After the Supreme Court last year overturned the federal right to an abortion and left a patchwork of legal abortion options around the country, Minnesota lawmakers are considering cementing the right in state law.
Minnesotans have a constitutional right to abortion under a 1995 state Supreme Court case, but some say that’s not enough.
“I see the reality of people forced to travel out of state for abortion care. 18 states have bans or near total bans on abortion. Minnesota's abortion access is critical right now, for Minnesotans and for people across the country,” said Dr. Sarah Traxler, the chief medical director for Planned Parenthood North Central States.
Traxler told the House Health Finance and Policy Committee that she’s seen a 13 percent increase in patients coming from other states after several outlawed or restricted abortion. And she said even with the court’s ruling, providers and patients face uncertainty.
Grow the Future of Public Media
MPR News is supported by Members. Gifts from individuals power everything you find here. Make a gift of any amount today to become a Member!
At the Capitol, DFLers are pushing to codify the right to abortion in state law along with other services that weren't addressed by the state court ruling– including contraception and sterilization. They call it the “Protect Reproductive Options”or PRO Act, and say the proposal is their number one priority this year.
“We need the Pro Act so that Minnesotans and all patients know that they are welcome here,” Traxler said. “We must reassure them that Minnesota supports them and our commitment to their reproductive rights and health care will not change.”
Rep. Carlie Kotyza-Witthuhn, DFL-Eden Prairie, is the bill’s sponsor. She said the lawmakers should act now to ensure Minnesotans can access abortions and other reproductive health services.
“What happens to Roe could happen in Minnesota too. Over mere months, 15 states across the country have banned abortion,” Kothyza-Witthuhn said. “This past election, voters spoke decisively and told us that they believe every Minnesotan should be able to make their own reproductive health care decisions.”
In its first hearing, the proposal drew blowback from several people and anti-abortion groups. Sherry Litz of Hastings wore a shirt that read “abortion is murder” across the back as she testified.
“These are lives that they’re killing. These are lives that they put to death. These are human lives,” Litz said. “Babies are gifts, and God help us because there’s going to be judgment on us.”
Tim Miller, a former state representative now with the group Pro-Life Action Ministries, said the measure didn’t take into consideration the life and rights of the fetus.

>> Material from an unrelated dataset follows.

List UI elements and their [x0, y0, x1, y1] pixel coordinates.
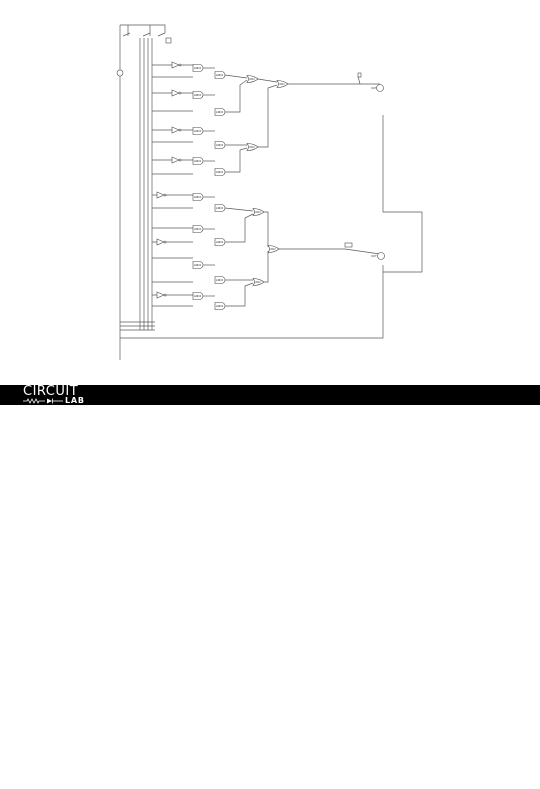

“This bill is not about women's rights over their own bodies,” he said. “This bill pits the mother and the child against each other.”
The bill would also bar local governments from enacting policies that infringe on Minnesotans' reproductive health rights. Miller tried to get the Prinsburg City Council to enact a Texas-style abortion ban, but the council refused to consider it after Attorney General Keith Ellison advised them it would be unconstitutional.
The bill at the Capitol spurred strong support from health care providers, civil rights and reproductive health advocates.
Samantha Alsadi, a lawyer and sexual assault survivor, said she was frustrated that she had to ask lawmakers to grant Minnesotans rights over their reproductive health choices. And she urged them to pass the bill.
“Our children and teenagers who are victims of rape, just like I was 20 years ago, may be forced to carry a fetus from the rapist to term. We are already seeing this happening in many other states. And it is absolutely horrific,” Alsadi said. “Our rights to decide whether or not we will continue to carry a pregnancy must be left up to each individual.”
Republicans on the panel tried and failed to alter the bill to require second or third term abortions to be performed in a hospital, limit abortions to the first and second trimester and set a criminal penalty for performing a partial birth abortion.
The committee approved the original bill by a 11-8 party line vote and sent it to the Judiciary Committee.
Rep. Anne Neu Brindley, R-North Branch, said the measure goes too far.
“It seems clear from the conversation today that my Democrat colleagues are not even willing to make concessions on the most extreme situations,” Neu Brindley said.
According to the Minnesota Department of Health, in 2021 no abortions were reported to occur after 30 weeks. One occurred from 25-30 weeks with close to 7,000 being performed at nine weeks or less, for a total of 10,136. One thousand were out-of-state abortion seekers.